Light is not polarised as it leaves the sun – in other words the electromagnetic waves vibrate in all directions perpendicular to the direction in which they are travelling. But as sunlight passes through the Earth's atmosphere, it is scattered and becomes polarised in a particular direction.
Vikings might have calibrated calcite crystal sunstones by scanning them across a clear sky and noting the sun's position when the crystal brightened. They could then repeat the trick to locate the sun when it was no longer visible.
Writing in the journal Proceedings of the Royal Society A, a team led by Guy Ropars at the University of Rennes in Brittany describe tests on a a piece of Icelandic spar found aboard a sunken Elizabethan military vessel. The ship was discovered in the 1970s by a fisherman off Alderney in the Channel Islands.

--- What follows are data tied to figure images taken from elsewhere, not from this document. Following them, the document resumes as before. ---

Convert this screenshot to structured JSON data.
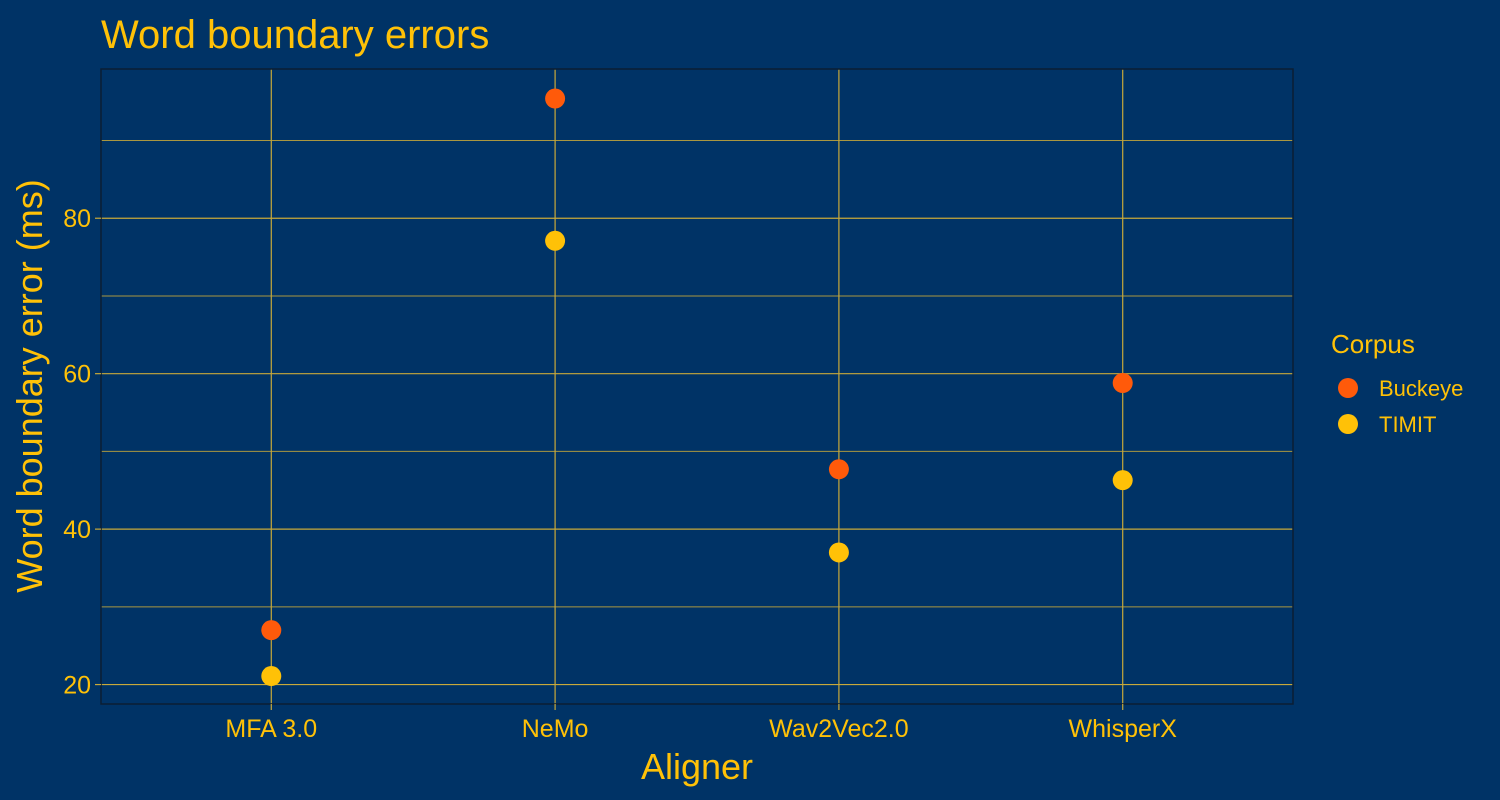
{
  "chart_data": {
    "type": "scatter",
    "title": "Word boundary errors",
    "xlabel": "Aligner",
    "ylabel": "Word boundary error (ms)",
    "categories": [
      "MFA 3.0",
      "NeMo",
      "Wav2Vec2.0",
      "WhisperX"
    ],
    "ylim": [
      17.5,
      99.2
    ],
    "y_major_ticks": [
      20,
      40,
      60,
      80
    ],
    "y_minor_ticks": [
      30,
      50,
      70,
      90
    ],
    "legend": {
      "title": "Corpus",
      "position": "right"
    },
    "series": [
      {
        "name": "Buckeye",
        "color": "#FF5A0A",
        "values": [
          27.0,
          95.4,
          47.7,
          58.8
        ]
      },
      {
        "name": "TIMIT",
        "color": "#FFC107",
        "values": [
          21.1,
          77.1,
          37.0,
          46.3
        ]
      }
    ]
  },
  "colors": {
    "background": "#003366",
    "text": "#FFC107",
    "grid": "#C8A93A",
    "panel_border": "#0B1E33"
  }
}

Through a series of experiments, they found a different way to use the crystal to pinpoint the position of the sun. They covered the crystal with an opaque sheet that had a hole in the centre. When viewed through the hole, they noticed the crystal cast two distinct shadows. Rotating the crystal made one shadow get lighter as the other darkened and vice versa.
Further tests showed that they could pinpoint the sun's position with an accuracy of one degree in either direction by rotating the crystal until the darkness of the shadows matched. As before, the crystal had to be calibrated on a day when the sun was visible.
"Such sunstones could have helped the Vikings in their navigation from Norway to America, as the magnetic compass had yet to be introduced in Europe," Guy said. A crystal measuring 3cm on each side would have been large enough to work, he added.
The calcite crystal may also have proved invaluable on the Elizabethan vessel. Just one of the cannons aboard the ship would have disturbed a magnetic compass by as much as 90 degrees, Guy claims. "To avoid navigational errors when the sun is hidden, the use of a [calcite crystal] could be crucial even at this epoch, more than four centuries after the Viking time," he said.